Obviously if we're going to patch string_print() we're also going to
patch string_repr() (and vice versa) -- the former (without the
Py_PRINT_RAW flag) is supposed to be an optimization of the latter.
(I hadn't even read the patch that far to realize that it only did one
and not the other.)
The point is simply this.
The repr() function for a string turns it into a valid string literal.
There's considerable freedom allowed in this conversion, some of which
is taken (e.g. it prefers single quotes but will use double quotes
when the string contains single quotes).
For safety reasons, control characters are replaced by their octal
escapes. This is also done for non-ASCI characters.
Lots of people, most of them living in countries where Latin-1 (or
another 8-bit ASCII superset) is in actual use, would prefer that
non-ASCII characters would be left alone rather than changed into
octal escapes. I think it's not unreasonable to ask that what they
consider printable characters aren't treated as control characters.
I think that using the locale to guide this is reasonable. If the
locale is set to imply Latin-1, then we can assume that most output
devices are capable of displaying those characters. What good does
converting those characters to octal escapes do us then?

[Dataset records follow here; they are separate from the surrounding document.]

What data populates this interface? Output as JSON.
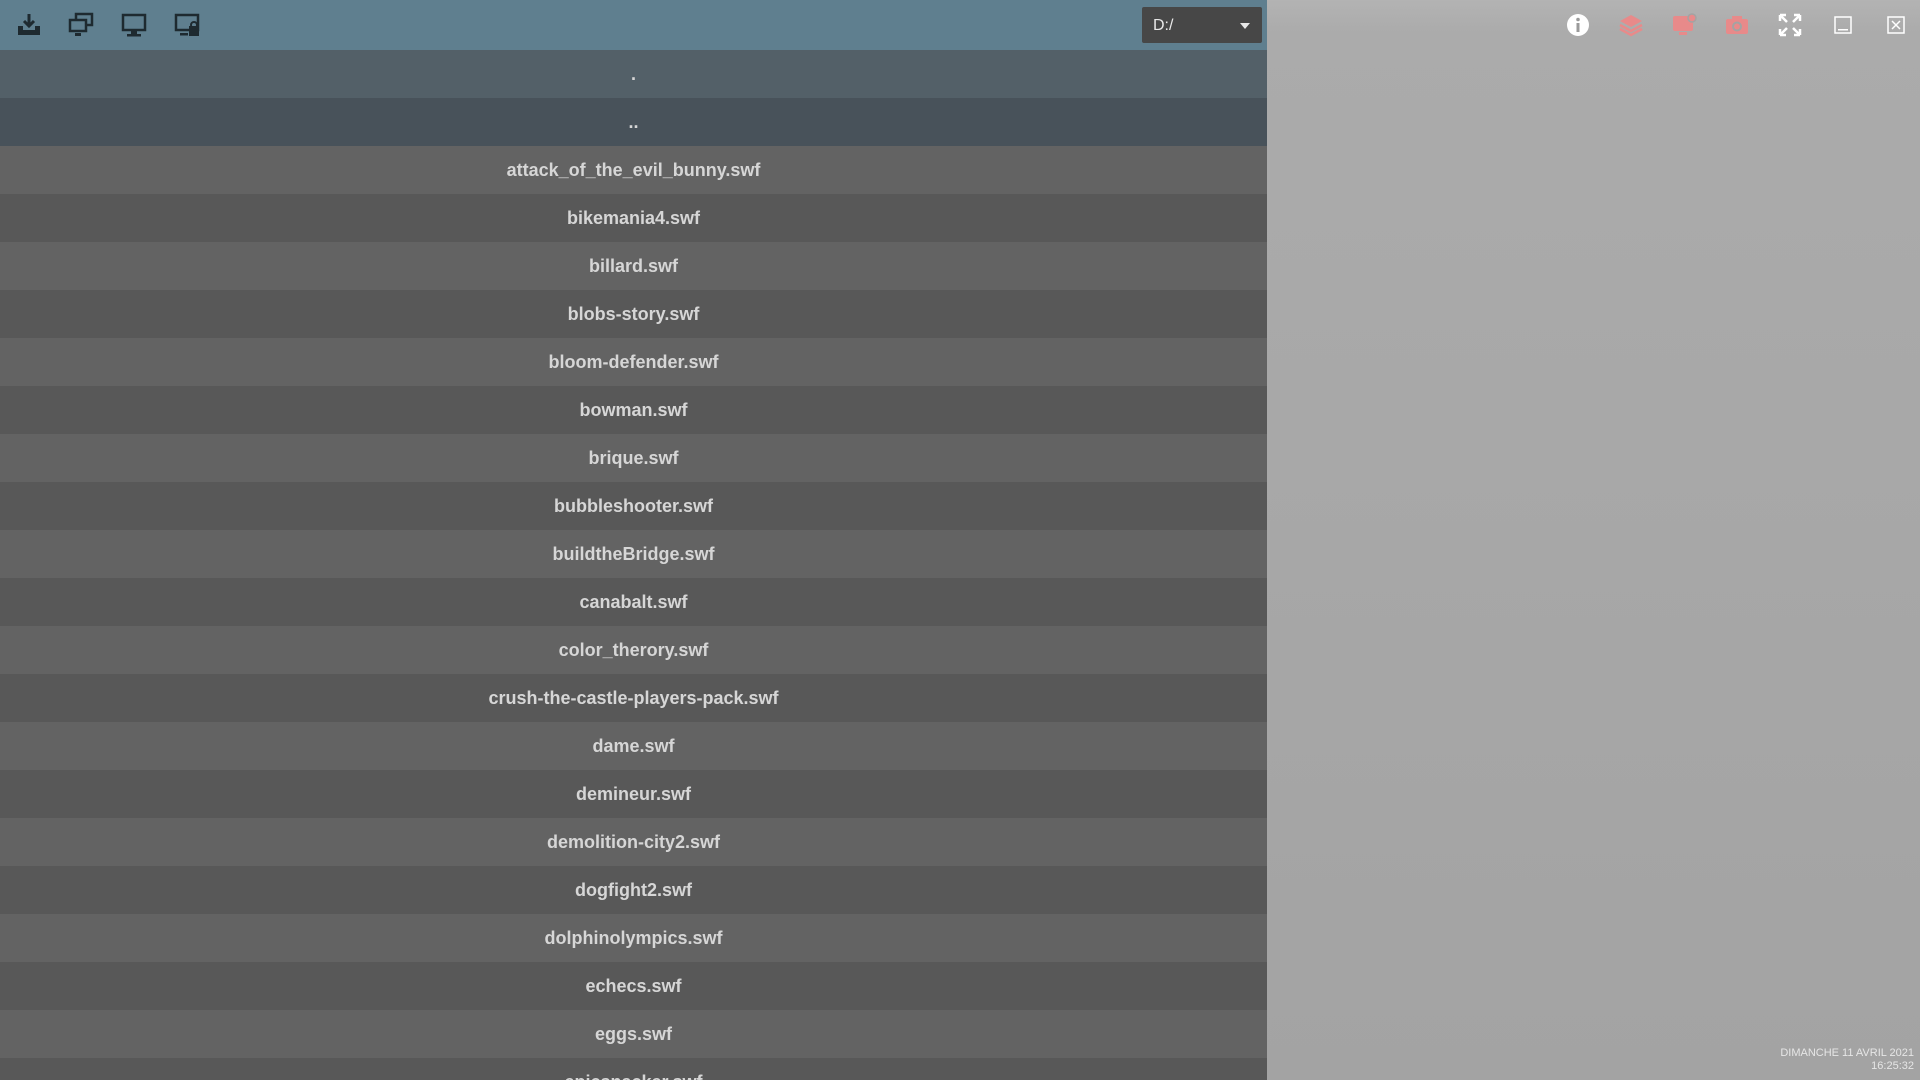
{
  "toolbar": {
    "buttons": [
      {
        "icon": "download-tray-icon"
      },
      {
        "icon": "network-screens-icon"
      },
      {
        "icon": "monitor-icon"
      },
      {
        "icon": "monitor-lock-icon"
      }
    ],
    "drive": {
      "selected": "D:/"
    }
  },
  "files": [
    {
      "name": ".",
      "type": "dir"
    },
    {
      "name": "..",
      "type": "dir"
    },
    {
      "name": "attack_of_the_evil_bunny.swf",
      "type": "file"
    },
    {
      "name": "bikemania4.swf",
      "type": "file"
    },
    {
      "name": "billard.swf",
      "type": "file"
    },
    {
      "name": "blobs-story.swf",
      "type": "file"
    },
    {
      "name": "bloom-defender.swf",
      "type": "file"
    },
    {
      "name": "bowman.swf",
      "type": "file"
    },
    {
      "name": "brique.swf",
      "type": "file"
    },
    {
      "name": "bubbleshooter.swf",
      "type": "file"
    },
    {
      "name": "buildtheBridge.swf",
      "type": "file"
    },
    {
      "name": "canabalt.swf",
      "type": "file"
    },
    {
      "name": "color_therory.swf",
      "type": "file"
    },
    {
      "name": "crush-the-castle-players-pack.swf",
      "type": "file"
    },
    {
      "name": "dame.swf",
      "type": "file"
    },
    {
      "name": "demineur.swf",
      "type": "file"
    },
    {
      "name": "demolition-city2.swf",
      "type": "file"
    },
    {
      "name": "dogfight2.swf",
      "type": "file"
    },
    {
      "name": "dolphinolympics.swf",
      "type": "file"
    },
    {
      "name": "echecs.swf",
      "type": "file"
    },
    {
      "name": "eggs.swf",
      "type": "file"
    },
    {
      "name": "epicsnacker.swf",
      "type": "file"
    }
  ],
  "window_controls": [
    {
      "icon": "info-icon",
      "color": "#ffffff"
    },
    {
      "icon": "layers-icon",
      "color": "#e88a8a"
    },
    {
      "icon": "screen-record-icon",
      "color": "#e88a8a"
    },
    {
      "icon": "camera-icon",
      "color": "#e88a8a"
    },
    {
      "icon": "fullscreen-icon",
      "color": "#ffffff"
    },
    {
      "icon": "minimize-icon",
      "color": "#ffffff"
    },
    {
      "icon": "close-icon",
      "color": "#ffffff"
    }
  ],
  "clock": {
    "date": "DIMANCHE 11 AVRIL 2021",
    "time": "16:25:32"
  }
}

If the input
string was in fact binary goop, then the output will be unreadable
goop -- but it won't screw up the output device (as control characters
are wont to do, which is the main reason to turn them into octal
escapes).
So I don't see how the patch can do much harm, I don't expect that it
will break much code, and I see a real value for those who use
Latin-1 or other 8-bit supersets of ASCII.
The one objection could be that the locale may be obsolescent -- but
I've only heard /F vent an opinion about that; personally, I doubt
that we will be able to remove the locale any time soon, even if we
invent a better way. Plus, I think that "better way" should address
this issue anyway. If the locale eventually disappears, the feature
automatically disappears with it, because you *have* to make a
locale.setlocale() call before the behavior of repr() changes.
--Guido van Rossum (home page: http://www.python.org/~guido/)